Am J Geriatr Psychiatry. 2013 Nov;21(11):1098-106. doi: 10.1016/j.jagp.2013.01.043. Epub 2013 Apr 28.
To examine whether depression and apathy are independently associated with longitudinal trajectories of cortical atrophy in the entorhinal cortex compared with frontal subregions previously implicated in late-life mood disturbance.

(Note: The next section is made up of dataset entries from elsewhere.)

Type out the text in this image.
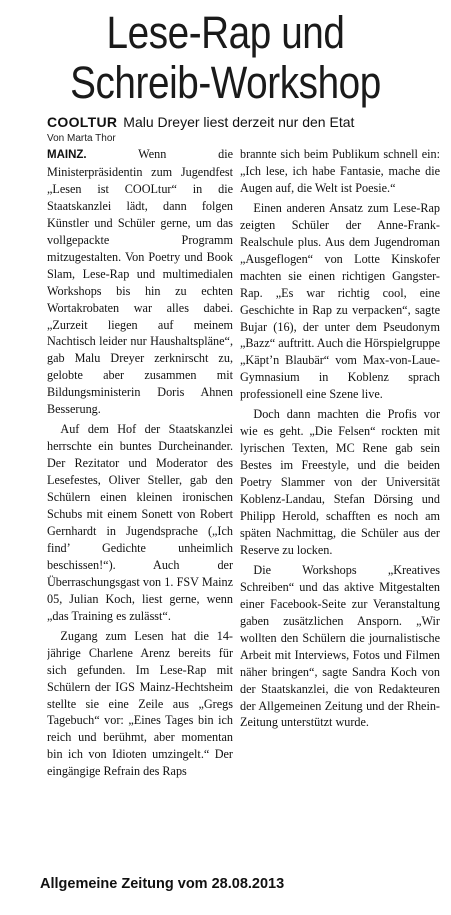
Lese-Rap und
Schreib-Workshop
COOLTUR Malu Dreyer liest derzeit nur den Etat
Von Marta Thor

MAINZ. Wenn die Ministerpräsidentin zum Jugendfest „Lesen ist COOLtur“ in die Staatskanzlei lädt, dann folgen Künstler und Schüler gerne, um das vollgepackte Programm mitzugestalten. Von Poetry und Book Slam, Lese-Rap und multimedialen Workshops bis hin zu echten Wortakrobaten war alles dabei. „Zurzeit liegen auf meinem Nachtisch leider nur Haushaltspläne“, gab Malu Dreyer zerknirscht zu, gelobte aber zusammen mit Bildungsministerin Doris Ahnen Besserung.

Auf dem Hof der Staatskanzlei herrschte ein buntes Durcheinander. Der Rezitator und Moderator des Lesefestes, Oliver Steller, gab den Schülern einen kleinen ironischen Schubs mit einem Sonett von Robert Gernhardt in Jugendsprache („Ich find’ Gedichte unheimlich beschissen!“). Auch der Überraschungsgast von 1. FSV Mainz 05, Julian Koch, liest gerne, wenn „das Training es zulässt“.

Zugang zum Lesen hat die 14-jährige Charlene Arenz bereits für sich gefunden. Im Lese-Rap mit Schülern der IGS Mainz-Hechtsheim stellte sie eine Zeile aus „Gregs Tagebuch“ vor: „Eines Tages bin ich reich und berühmt, aber momentan bin ich von Idioten umzingelt.“ Der eingängige Refrain des Raps

brannte sich beim Publikum schnell ein: „Ich lese, ich habe Fantasie, mache die Augen auf, die Welt ist Poesie.“

Einen anderen Ansatz zum Lese-Rap zeigten Schüler der Anne-Frank-Realschule plus. Aus dem Jugendroman „Ausgeflogen“ von Lotte Kinskofer machten sie einen richtigen Gangster-Rap. „Es war richtig cool, eine Geschichte in Rap zu verpacken“, sagte Bujar (16), der unter dem Pseudonym „Bazz“ auftritt. Auch die Hörspielgruppe „Käpt’n Blaubär“ vom Max-von-Laue-Gymnasium in Koblenz sprach professionell eine Szene live.

Doch dann machten die Profis vor wie es geht. „Die Felsen“ rockten mit lyrischen Texten, MC Rene gab sein Bestes im Freestyle, und die beiden Poetry Slammer von der Universität Koblenz-Landau, Stefan Dörsing und Philipp Herold, schafften es noch am späten Nachmittag, die Schüler aus der Reserve zu locken.

Die Workshops „Kreatives Schreiben“ und das aktive Mitgestalten einer Facebook-Seite zur Veranstaltung gaben zusätzlichen Ansporn. „Wir wollten den Schülern die journalistische Arbeit mit Interviews, Fotos und Filmen näher bringen“, sagte Sandra Koch von der Staatskanzlei, die von Redakteuren der Allgemeinen Zeitung und der Rhein-Zeitung unterstützt wurde.

Allgemeine Zeitung vom 28.08.2013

Data from 334 participants classified as having mild cognitive impairment in the Alzheimer's Disease Neuroimaging Initiative (ADNI) were analyzed by using multilevel models for change adjusted for age, global cognitive status, and total intracranial volume at enrollment. Participants in ADNI were recruited from >50 clinical research sites in the United States and Canada. Depression and apathy were identified by informants using the Neuropsychiatric Inventory Questionnaire. Serial magnetic resonance imaging was performed on 1.5-Tesla scanners according to the standardized ADNI-1 protocol on an average of 5 occasions over an average of 30.5 months. Regional cortical thickness values were derived from longitudinal data processing in FreeSurfer version 4.4.
Depression was associated with reduced cortical thickness in the entorhinal cortex at baseline and accelerated atrophy in the anterior cingulate cortex. Similar relationships between depression and the orbitofrontal cortex and between apathy and the anterior cingulate cortex were not significant.
In mild cognitive impairment, depression signs are a better marker of longitudinal cortical atrophy than apathy. Results are consistent with hypotheses that depression is an early sign of a more aggressive neurodegenerative process or that depression lowers brain reserve capacity, allowing for more rapid progression of Alzheimer disease neuropathology.
与先前认为与晚年情绪障碍有关的额叶亚区域相比,研究抑郁和淡漠是否与内嗅皮质皮质萎缩的纵向轨迹独立相关。
使用多水平变化模型对来自阿尔茨海默病神经影像学倡议(ADNI)中334名被归类为轻度认知障碍的参与者的数据进行分析,并对入组时的年龄、整体认知状态和总颅内体积进行校正。ADNI的参与者是从美国和加拿大的50多个临床研究地点招募的。抑郁和淡漠由知情者使用神经精神科问卷进行评定。根据标准化的ADNI-1方案,在1.5特斯拉扫描仪上平均进行5次连续磁共振成像,平均时间为30.5个月。区域皮质厚度值来自FreeSurfer 4.4版本的纵向数据处理。
抑郁与基线时内嗅皮质皮质厚度降低以及前扣带回皮质萎缩加速有关。抑郁与眶额皮质之间以及淡漠与前扣带回皮质之间的类似关系不显著。
在轻度认知障碍中,抑郁症状比淡漠更能作为纵向皮质萎缩的指标。结果与以下假设一致,即抑郁是更具侵袭性的神经退行性过程的早期迹象,或者抑郁会降低脑储备能力,使阿尔茨海默病神经病理学进展更快。